The question is a close one, and a debatable one. On the one hand it may be argued that the statute creates a privilege and gives a privileged status to income tax returns similar to that of communications between attorney and client, and other privileged communications, and, if this is the case, the privilege would extend to copies as well as to originals, for surely carbon copies of communications between attorney and client, if the originals are confidential, would not be subject to disclosure.

This question has not been determined by any appellate court, but it was decided by the United States District Court for the District of Connecticut, in Connecticut Importing Co. v.
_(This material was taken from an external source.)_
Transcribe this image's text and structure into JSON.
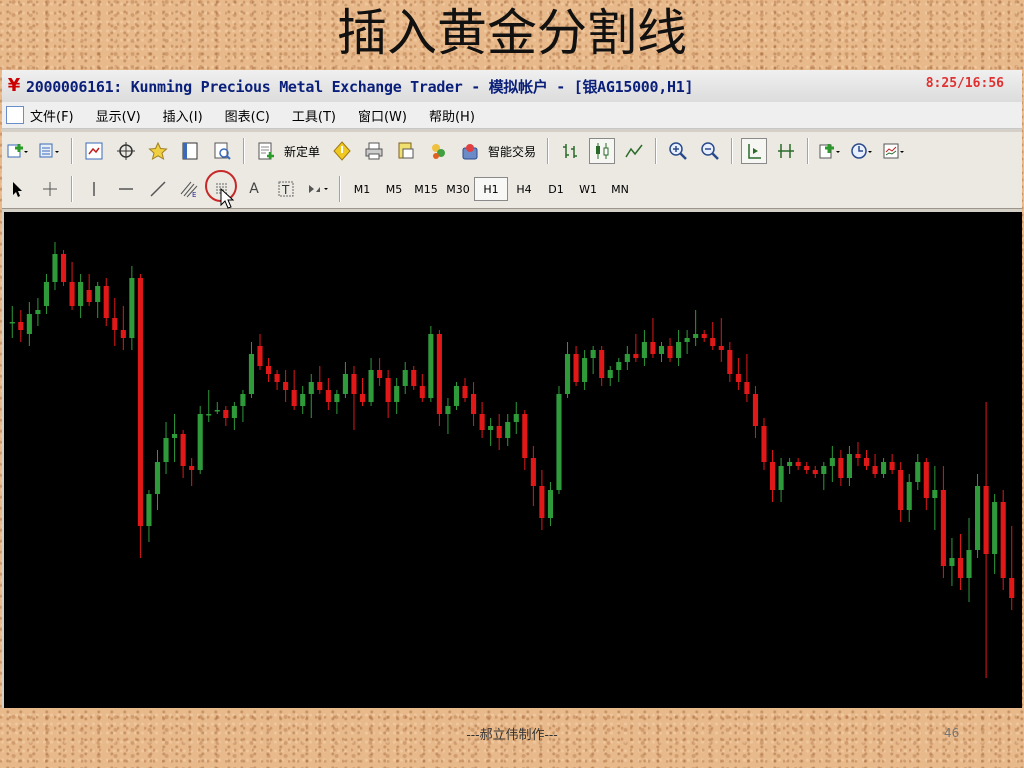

Continental Distilling Corp., 1 F.R.D. 190, 192, in which Judge Hincks, an able and outstanding judge, who has since become a Circuit Judge for the Second Circuit, made the following statement:

 
"The statutory privilege is limited to the prohibition of disclosures by officers of the government; and it is further limited by specified exceptions whereby under specified circumstances even government officials may disclose the communications."

This Court will follow that ruling and hold that the statutory privilege does not apply to the taxpayer's own copies.

The defendant's counsel on a number of occasions enquired of the Chairman of the Subcommittee whether a Presidential order had been issued, apparently on the theory that a Presidential order was necessary even for the production of copies. The ruling just made by this Court necessarily implies that the position of counsel was erroneous. It seems, however, that the question should have been answered. Instead, the witness received answers that were ambiguous and undignified, to say the least.

On the issue of pertinency the Court finds that the information sought was pertinent to the inquiry.

The Court feels that the attitude of the Committee towards the witness in refusing to give him the information which apparently was requested courteously, namely, whether a Presidential order had been issued, is a matter that will go in mitigation of punishment. I think it is a very important factor on that issue because, obviously, courtesy and consideration for the witness should have led to a categorical answer. Nevertheless, the Court feels that the defendant ran the risk that might have been involved in refusing to comply with the subpoena, and the Court has no alternative except to find the defendant guilty.